En résumé, l’eau procure une sensation de bien-être. C’est aussi simple que ça, mais ce n’est pas tout. A la piscine, tous les nageurs sont identiques : maillot, bonnet, lunette et accessoires... les nageurs forment alors un idéal type à la française : une société égalitaire. Quoi de plus démocratique, en effet, qu’une piscine municipale ? Le prix d’entrée y défie toute concurrence. Y règne une mixité sociale et d’âge à faire rêver un communiste endurci, l’équipement se révèle d’un coût particulièrement avantageux, son usure résiste à des milliers de longueurs et il ne cède en rien à la mode puisque les principales marques aquatiques écoulent depuis plus de quarante ans le même maillot baigneur taillé au cordeau dans du nylon élasthanne.

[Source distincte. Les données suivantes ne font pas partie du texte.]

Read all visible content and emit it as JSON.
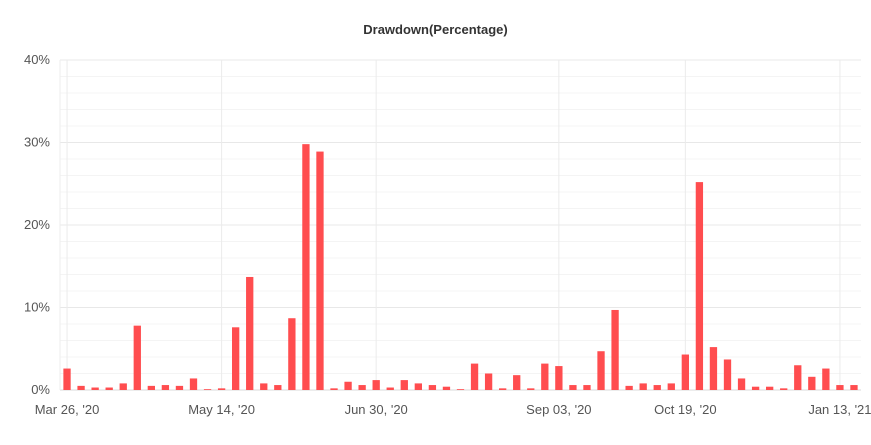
{
  "chart_data": {
    "type": "bar",
    "title": "Drawdown(Percentage)",
    "xlabel": "",
    "ylabel": "",
    "ylim": [
      0,
      40
    ],
    "y_ticks": [
      0,
      10,
      20,
      30,
      40
    ],
    "y_tick_labels": [
      "0%",
      "10%",
      "20%",
      "30%",
      "40%"
    ],
    "x_tick_labels": [
      "Mar 26, '20",
      "May 14, '20",
      "Jun 30, '20",
      "Sep 03, '20",
      "Oct 19, '20",
      "Jan 13, '21"
    ],
    "x_tick_positions": [
      0,
      11,
      22,
      35,
      44,
      55
    ],
    "bar_color": "#ff4d4f",
    "grid": true,
    "legend": "none",
    "values": [
      2.6,
      0.5,
      0.3,
      0.3,
      0.8,
      7.8,
      0.5,
      0.6,
      0.5,
      1.4,
      0.1,
      0.2,
      7.6,
      13.7,
      0.8,
      0.6,
      8.7,
      29.8,
      28.9,
      0.2,
      1.0,
      0.6,
      1.2,
      0.3,
      1.2,
      0.8,
      0.6,
      0.4,
      0.1,
      3.2,
      2.0,
      0.2,
      1.8,
      0.2,
      3.2,
      2.9,
      0.6,
      0.6,
      4.7,
      9.7,
      0.5,
      0.8,
      0.6,
      0.8,
      4.3,
      25.2,
      5.2,
      3.7,
      1.4,
      0.4,
      0.4,
      0.2,
      3.0,
      1.6,
      2.6,
      0.6,
      0.6
    ]
  }
}
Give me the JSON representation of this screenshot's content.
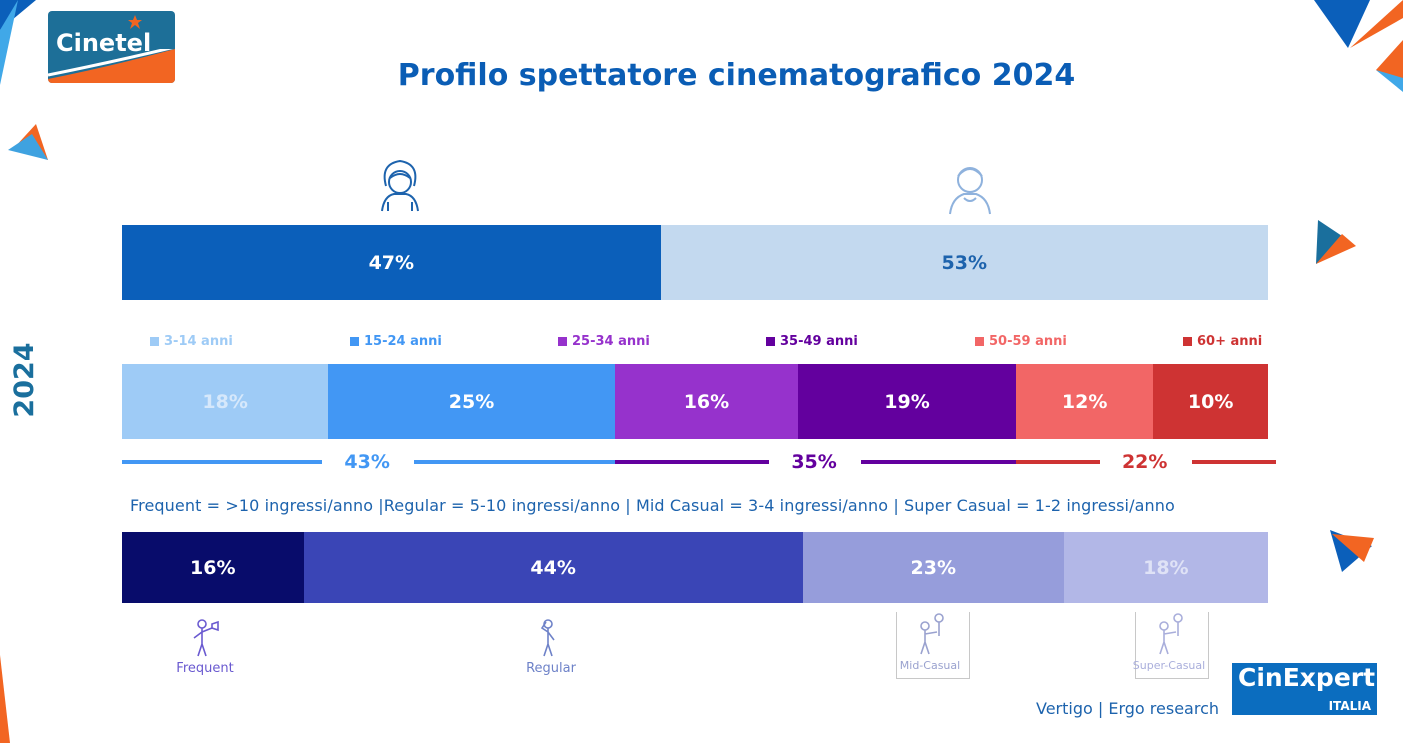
{
  "header": {
    "title": "Profilo spettatore cinematografico 2024",
    "logo_text": "Cinetel"
  },
  "side_label": "2024",
  "note": "Frequent = >10 ingressi/anno |Regular = 5-10 ingressi/anno | Mid Casual = 3-4 ingressi/anno | Super Casual = 1-2 ingressi/anno",
  "footer": {
    "source": "Vertigo | Ergo research",
    "logo_main": "CinExpert",
    "logo_sub": "ITALIA"
  },
  "colors": {
    "title": "#0a5db5",
    "female": "#0b5fba",
    "male": "#c3d9ef",
    "age_3_14": "#9ecbf6",
    "age_15_24": "#4297f4",
    "age_25_34": "#9632cc",
    "age_35_49": "#63009e",
    "age_50_59": "#f26666",
    "age_60_plus": "#ce3333",
    "frequent": "#080c6b",
    "regular": "#3a45b6",
    "mid_casual": "#969ddb",
    "super_casual": "#b2b7e7"
  },
  "chart_data": [
    {
      "type": "bar",
      "orientation": "horizontal-stacked-100",
      "categories": [
        "female",
        "male"
      ],
      "values": [
        47,
        53
      ],
      "labels": [
        "47%",
        "53%"
      ],
      "icons": [
        "woman-icon",
        "man-icon"
      ]
    },
    {
      "type": "bar",
      "orientation": "horizontal-stacked-100",
      "categories": [
        "3-14 anni",
        "15-24 anni",
        "25-34 anni",
        "35-49 anni",
        "50-59 anni",
        "60+ anni"
      ],
      "values": [
        18,
        25,
        16,
        19,
        12,
        10
      ],
      "labels": [
        "18%",
        "25%",
        "16%",
        "19%",
        "12%",
        "10%"
      ],
      "groups": [
        {
          "label": "43%",
          "value": 43,
          "span": [
            0,
            1
          ]
        },
        {
          "label": "35%",
          "value": 35,
          "span": [
            2,
            3
          ]
        },
        {
          "label": "22%",
          "value": 22,
          "span": [
            4,
            5
          ]
        }
      ],
      "legend": "top"
    },
    {
      "type": "bar",
      "orientation": "horizontal-stacked-100",
      "categories": [
        "Frequent",
        "Regular",
        "Mid-Casual",
        "Super-Casual"
      ],
      "values": [
        16,
        44,
        23,
        18
      ],
      "labels": [
        "16%",
        "44%",
        "23%",
        "18%"
      ]
    }
  ]
}
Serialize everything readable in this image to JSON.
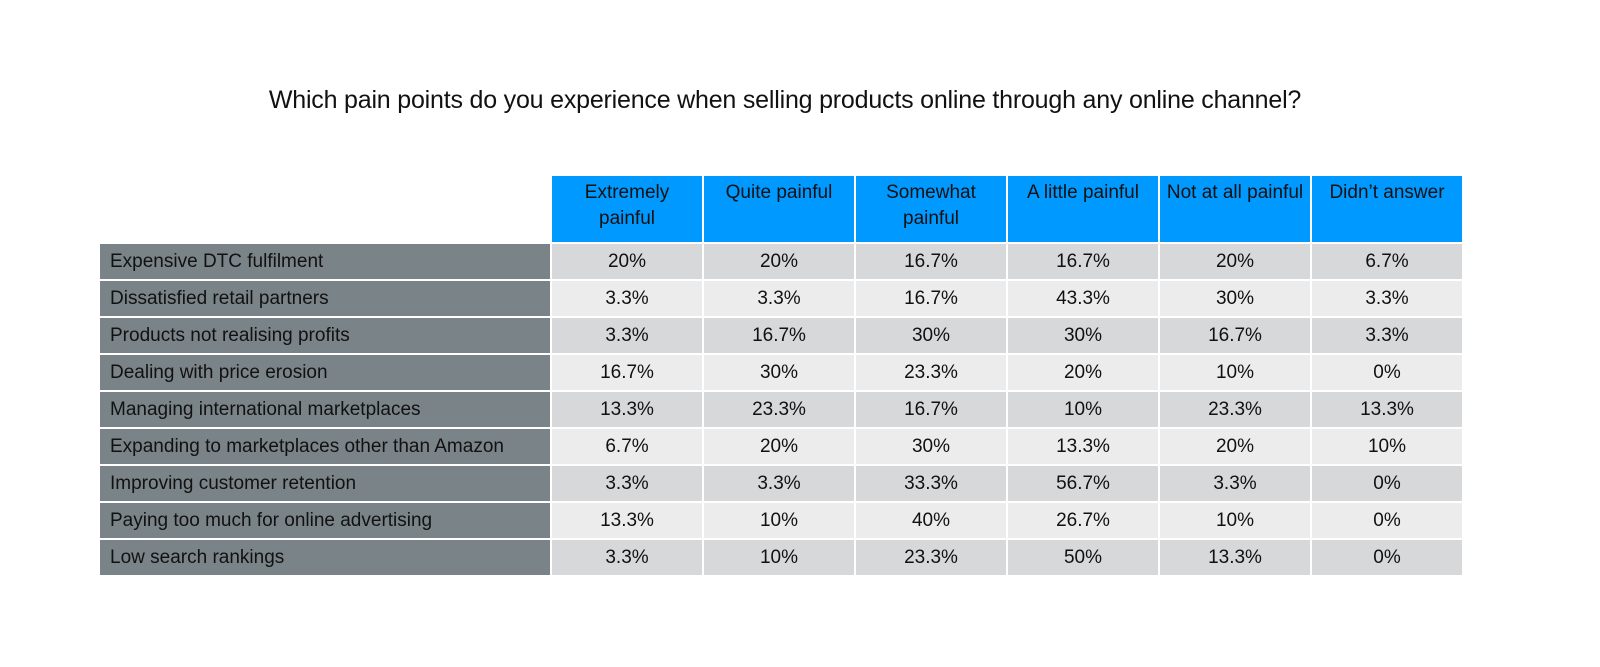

Autre avantage, la natation n’entame pas les organismes. « Contrairement au jogging ou au cyclisme, par exemple, la natation n’éprouve pas les muscles puisqu’il n’y a ni contacts ni traumatismes », explique Jean-Loup Bouchard, médecin de l’équipe de France qui vante aussi les vertus introspectives de la discipline. Nager est propice à la méditation puisque les mouvements s’enchaînent selon une mécanique monotone. On peut certes tenter de perfectionner son arrondi de bras ou d’accélérer sa jetée de jambe, s’écouter respirer et allonger son souffle, améliorer sa ligne de flottaison, mais en général, pour un nageur d’habitude comme le sont la plupart des abonnés aux piscines municipales, ces préoccupations se noient dans le clapotis de l’eau. La natation est une activité d’oubli, ce qui ne fait pas de mal de temps à autres.